The study aimed to find the difference in functional network topology on interictal electroencephalographic (EEG) between patients with drug-resistant epilepsy (DRE) and healthy people. We retrospectively analyzed the medical records as well as EEG data of ten patients with DRE and recruited five sex-age-matched healthy controls (HC group). Each participant remained awake while undergoing video-electroencephalography (vEEG) monitoring. After excluding data that contained abnormal discharges, we screened EEG segments that were free of artifacts and put them together into 20-min segments. The screened data was bandpass filtered to different frequency bands (delta, theta, alpha, beta, and gamma).

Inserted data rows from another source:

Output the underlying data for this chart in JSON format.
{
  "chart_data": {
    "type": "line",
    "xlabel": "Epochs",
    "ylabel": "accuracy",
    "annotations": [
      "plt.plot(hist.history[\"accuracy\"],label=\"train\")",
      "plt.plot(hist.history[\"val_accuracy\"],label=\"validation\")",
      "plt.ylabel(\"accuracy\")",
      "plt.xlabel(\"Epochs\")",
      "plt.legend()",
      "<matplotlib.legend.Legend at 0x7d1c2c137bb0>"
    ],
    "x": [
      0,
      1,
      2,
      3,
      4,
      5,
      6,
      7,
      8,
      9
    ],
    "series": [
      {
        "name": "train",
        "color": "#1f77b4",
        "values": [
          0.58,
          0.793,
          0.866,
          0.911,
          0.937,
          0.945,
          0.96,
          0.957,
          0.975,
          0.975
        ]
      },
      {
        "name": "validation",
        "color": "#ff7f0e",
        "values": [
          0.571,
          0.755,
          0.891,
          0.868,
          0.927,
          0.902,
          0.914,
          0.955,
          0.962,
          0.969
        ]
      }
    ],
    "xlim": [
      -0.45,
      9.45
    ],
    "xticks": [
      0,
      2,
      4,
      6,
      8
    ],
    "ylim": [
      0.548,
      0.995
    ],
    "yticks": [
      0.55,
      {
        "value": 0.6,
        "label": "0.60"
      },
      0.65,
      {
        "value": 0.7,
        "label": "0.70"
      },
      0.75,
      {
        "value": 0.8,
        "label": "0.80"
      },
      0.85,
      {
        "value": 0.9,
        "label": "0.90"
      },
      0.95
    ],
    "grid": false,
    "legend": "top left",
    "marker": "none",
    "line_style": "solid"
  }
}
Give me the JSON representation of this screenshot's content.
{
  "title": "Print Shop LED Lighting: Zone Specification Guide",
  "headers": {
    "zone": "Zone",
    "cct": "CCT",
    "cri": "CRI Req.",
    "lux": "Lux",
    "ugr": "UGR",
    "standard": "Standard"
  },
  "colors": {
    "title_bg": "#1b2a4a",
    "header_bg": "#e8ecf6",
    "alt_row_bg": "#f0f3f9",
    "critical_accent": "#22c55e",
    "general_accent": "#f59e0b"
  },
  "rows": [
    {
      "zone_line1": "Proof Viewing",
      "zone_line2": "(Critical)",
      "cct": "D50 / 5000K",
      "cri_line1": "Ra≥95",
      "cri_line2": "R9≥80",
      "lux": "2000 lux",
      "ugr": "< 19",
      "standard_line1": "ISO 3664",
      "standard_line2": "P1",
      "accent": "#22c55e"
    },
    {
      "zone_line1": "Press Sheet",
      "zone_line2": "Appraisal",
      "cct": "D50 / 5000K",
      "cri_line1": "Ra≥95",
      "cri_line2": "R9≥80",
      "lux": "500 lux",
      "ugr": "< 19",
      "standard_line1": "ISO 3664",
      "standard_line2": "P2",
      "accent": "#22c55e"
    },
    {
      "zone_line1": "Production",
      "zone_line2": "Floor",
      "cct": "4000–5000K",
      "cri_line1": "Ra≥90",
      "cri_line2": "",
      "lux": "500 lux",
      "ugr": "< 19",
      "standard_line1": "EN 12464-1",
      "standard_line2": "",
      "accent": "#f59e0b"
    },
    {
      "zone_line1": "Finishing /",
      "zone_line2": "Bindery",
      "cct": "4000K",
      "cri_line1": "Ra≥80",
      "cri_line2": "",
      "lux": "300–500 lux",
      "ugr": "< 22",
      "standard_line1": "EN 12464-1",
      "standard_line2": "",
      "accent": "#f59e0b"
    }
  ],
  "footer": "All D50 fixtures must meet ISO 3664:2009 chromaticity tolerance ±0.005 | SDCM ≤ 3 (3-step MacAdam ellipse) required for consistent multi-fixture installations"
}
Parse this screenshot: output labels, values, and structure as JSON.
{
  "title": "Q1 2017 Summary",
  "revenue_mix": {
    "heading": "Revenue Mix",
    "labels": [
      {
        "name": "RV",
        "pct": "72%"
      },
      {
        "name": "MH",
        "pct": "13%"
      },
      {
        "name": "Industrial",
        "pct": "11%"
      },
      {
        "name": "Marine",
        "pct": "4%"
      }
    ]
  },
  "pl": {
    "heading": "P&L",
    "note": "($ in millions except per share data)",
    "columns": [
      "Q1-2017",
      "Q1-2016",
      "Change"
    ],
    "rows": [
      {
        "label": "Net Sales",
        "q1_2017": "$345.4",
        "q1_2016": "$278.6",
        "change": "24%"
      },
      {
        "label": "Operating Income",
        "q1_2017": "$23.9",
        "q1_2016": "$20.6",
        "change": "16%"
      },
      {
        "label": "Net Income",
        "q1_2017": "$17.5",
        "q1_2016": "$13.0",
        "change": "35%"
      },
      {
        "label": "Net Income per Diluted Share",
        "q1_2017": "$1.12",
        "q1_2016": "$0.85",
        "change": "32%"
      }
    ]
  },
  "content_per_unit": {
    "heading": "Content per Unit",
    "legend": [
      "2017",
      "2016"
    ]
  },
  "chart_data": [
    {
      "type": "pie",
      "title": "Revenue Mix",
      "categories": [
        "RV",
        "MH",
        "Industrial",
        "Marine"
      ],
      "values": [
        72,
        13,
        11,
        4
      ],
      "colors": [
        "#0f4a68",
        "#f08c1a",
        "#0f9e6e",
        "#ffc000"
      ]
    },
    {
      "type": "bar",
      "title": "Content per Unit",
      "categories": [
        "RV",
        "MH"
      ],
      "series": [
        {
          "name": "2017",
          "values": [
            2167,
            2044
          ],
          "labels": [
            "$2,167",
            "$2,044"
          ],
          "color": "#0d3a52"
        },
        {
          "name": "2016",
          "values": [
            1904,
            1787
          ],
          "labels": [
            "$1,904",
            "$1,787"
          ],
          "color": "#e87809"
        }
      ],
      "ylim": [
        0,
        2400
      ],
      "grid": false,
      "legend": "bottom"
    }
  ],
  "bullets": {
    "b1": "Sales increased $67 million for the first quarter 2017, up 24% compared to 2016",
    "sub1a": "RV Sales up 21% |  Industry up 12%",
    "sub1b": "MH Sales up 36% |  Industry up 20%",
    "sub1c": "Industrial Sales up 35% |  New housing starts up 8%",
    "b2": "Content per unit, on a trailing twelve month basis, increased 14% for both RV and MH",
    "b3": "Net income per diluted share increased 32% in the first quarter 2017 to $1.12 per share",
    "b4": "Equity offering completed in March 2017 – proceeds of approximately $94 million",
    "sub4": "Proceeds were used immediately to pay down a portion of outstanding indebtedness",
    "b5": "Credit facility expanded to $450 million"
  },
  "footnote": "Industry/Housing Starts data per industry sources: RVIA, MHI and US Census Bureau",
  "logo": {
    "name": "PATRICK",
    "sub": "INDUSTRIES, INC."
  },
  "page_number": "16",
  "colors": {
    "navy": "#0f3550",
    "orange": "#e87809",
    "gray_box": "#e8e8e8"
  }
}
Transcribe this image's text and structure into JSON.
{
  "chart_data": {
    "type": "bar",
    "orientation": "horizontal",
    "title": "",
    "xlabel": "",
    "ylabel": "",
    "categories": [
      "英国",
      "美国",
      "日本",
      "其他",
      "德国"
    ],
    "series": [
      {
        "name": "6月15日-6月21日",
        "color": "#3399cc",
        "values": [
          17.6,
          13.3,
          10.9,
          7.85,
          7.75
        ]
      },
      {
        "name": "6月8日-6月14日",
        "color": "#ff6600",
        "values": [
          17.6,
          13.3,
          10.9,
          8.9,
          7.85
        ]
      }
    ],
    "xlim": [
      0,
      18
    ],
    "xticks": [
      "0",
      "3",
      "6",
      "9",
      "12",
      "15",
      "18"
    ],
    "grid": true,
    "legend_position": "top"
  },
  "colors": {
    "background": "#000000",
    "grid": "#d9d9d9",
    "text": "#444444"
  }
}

The weighted phase lag index (wPLI) and the network properties were calculated to evaluate changes in the topology of the functional network. Finally, the results were statistically analyzed, and the false discovery rate (FDR) was used to correct for differences after multiple comparisons. In the full frequency band (0.5-45 Hz), the functional connectivity in the DRE group during the interictal period was significantly lower than that in the HC group (p < 0.05). Compared to the HC group, in the full frequency band, the DRE group exhibited significantly decreased clustering coefficient (CC), node degree (D), and global efficiency (GE), while the characteristic path length (CPL) significantly increased (p < 0.05). In the sub-frequency bands, the functional connectivity of the DRE group was significantly lower than that of the HC group in the delta band but higher in the alpha, beta, and gamma bands (p < 0.05). The statistical results of network properties revealed that in the delta band, the DRE group had significantly decreased values for D, CC, and GE, but in the alpha, beta, and gamma bands, these values were significantly increased (p < 0.05). Additionally, the CPL of the DRE group significantly increased in the delta and theta bands but significantly decreased in the alpha, beta, and gamma bands (p < 0.05). The topology structure of the functional network in DRE patients was significantly changed compared with healthy people, which was reflected in different frequency bands. It provided a theoretical basis for understanding the pathological network alterations of DRE.